The most salient observation that I made when looking at the data provided was that the size of the net tuition for public universities is well within what a student might get from federal student aid (that is for many reasons preferable to private funding sources for students) on average. While I don’t agree with this particular idea (that students should have to pay tuition), I do see the Stafford loan program to be a reasonable compromise.
This funding structure is achieving a certain kind of broad access - from what I know of the Staford loan system, all you need is to submit a FASFA form and have a SSN to get the loan money. To rearrange this funding structure with financial need as a primary criteria is something that I would support on principal, but I do not in practice.
In all cases like this you have to draw a line, or write a formula, that is going to give some people the money they need and not help others who may need it but don’t qualify under a static rubric. To create a dynamic rubric and administer it would simply add cost and frustration - as well as potential litigation to an already cumbersome process. These procedural details are ultimately not insurmountable, my primary concern is simply that any reasonable line or formula would show that the vast majority of students need all the help they are being given and more.
According to IRS statistics (http://www.census.gov/hhes/www/cpstables/032010/rdcall/1_001.htm) only 18% of households earned more than $100,000 in 2009. While this is pretty raw data, a reasonable inference is that most college students, no matter the age, are not supported by enough household income to assume a meaningfully large increase in tuition rates without it posing a serious economic burden on them. Further if such a system were to be implemented then it would functionally make public universities almost as expensive as private universities to those students who could afford it - pushing more of these students out of the public system AND implying that the reshuffling of aid would lead to effectively the same result - a broad based subsidy of tuition for all remaining students.
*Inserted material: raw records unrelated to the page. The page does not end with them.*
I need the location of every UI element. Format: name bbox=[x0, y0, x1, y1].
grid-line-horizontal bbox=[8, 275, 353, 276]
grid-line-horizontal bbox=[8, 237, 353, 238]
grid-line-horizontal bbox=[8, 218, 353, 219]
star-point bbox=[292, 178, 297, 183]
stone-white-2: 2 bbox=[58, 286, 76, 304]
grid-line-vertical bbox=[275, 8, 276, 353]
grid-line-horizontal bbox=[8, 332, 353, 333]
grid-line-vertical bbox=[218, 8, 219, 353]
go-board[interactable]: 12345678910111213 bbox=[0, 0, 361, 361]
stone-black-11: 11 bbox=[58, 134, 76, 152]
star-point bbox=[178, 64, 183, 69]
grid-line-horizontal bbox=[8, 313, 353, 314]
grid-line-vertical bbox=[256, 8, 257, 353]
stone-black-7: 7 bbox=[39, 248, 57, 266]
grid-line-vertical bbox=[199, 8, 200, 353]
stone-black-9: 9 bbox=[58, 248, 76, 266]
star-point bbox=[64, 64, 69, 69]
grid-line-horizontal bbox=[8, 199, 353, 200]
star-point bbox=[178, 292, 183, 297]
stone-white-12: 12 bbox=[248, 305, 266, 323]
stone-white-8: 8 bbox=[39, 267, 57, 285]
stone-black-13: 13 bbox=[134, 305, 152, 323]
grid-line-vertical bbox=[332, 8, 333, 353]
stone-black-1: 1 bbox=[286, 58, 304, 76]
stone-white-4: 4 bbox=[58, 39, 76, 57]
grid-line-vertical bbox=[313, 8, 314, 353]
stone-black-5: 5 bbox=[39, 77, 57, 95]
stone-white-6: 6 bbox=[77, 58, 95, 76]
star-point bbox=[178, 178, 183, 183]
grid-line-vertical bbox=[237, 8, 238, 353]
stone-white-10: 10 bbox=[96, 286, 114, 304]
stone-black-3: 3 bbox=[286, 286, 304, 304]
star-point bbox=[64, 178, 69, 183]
As slightly more than a third of households (not individuals) earn less than $25,000 a year there is no way for this population base to afford any college without an extensive loan system (like the Stafford program) or a FAR more radical adjustment of this funding structure than simply rearranging the way that public money is used.
For all the above reasons I don’t see financial need of the student as a compelling reason to move money around on this scale, though I do see a pressing need to inject more money into the system as a whole on a larger scale.
As far as funding based on the field of study or academic performance - I don’t see either area to be appropriate targets for legislation by purse strings. If a field of study simply has no obvious application to 80% of the population, that does not make it a truth, it makes it a perception. So long as the university clearly and honestly communicates the value of a particular degree (something that I see the state regulating though investigation and prosecution under the law, not the pocketbook), it ought to be up to the student to apply for any given degree and the school to asses the applicants. Similarly academic performance is already tied to student funding - and meaningful procedures to alert the student to the consequences of their choices are industry standard.
I’m adverse to piling on an economic hardship to students who might have their academic performance suffer due to a catastrophic illness or injury, loss of a friend or family member etc. These students often improve over time or after taking a period of time off school and adding an extra cost to their education seems like the wrong response. For those students who are simply not preforming well, cutting funding to the school only limits the options for the institution to provide the support that student clearly needs.
While the financial costs of higher education are a real barrier for many students, the failure of K-12 education to properly prepare many of these same students for higher education is perhaps and even more powerful deterrent. Despite the fact that these students must muster a great deal of perseverance to earn low grades on the outset of their educations, many won’t appear to be good students (earning good grades in challenging courses) for many semesters. Transcripts don’t tell the whole story and funding should not be tied to them.
To summarize - I think that there is a desperate need to change the funding structure of higher education, but to tie already inadequate public subsidies to need (which is commonly high), field of study (which is an issue of academic freedom) or academic performance (which many profoundly punitive for the wrong reasons to the wrong people) seems like exactly the wrong way to go.
I think that one final observation bears weight in conclusion, most of the problems that individual students have with the funding structures of higher education happen when they get out of school - not when they are in school (most, not all). These problems exist for graduates form law programs to arts programs, these problems exist for students who graduated at the top and bottom of their classes, these problems exist for students who come from households in the bottom 10% all the way to the second quinitle of income distribution. This suggests a systemic problem that can’t be addressed by minor changes to the implementation of a part of a part of the system.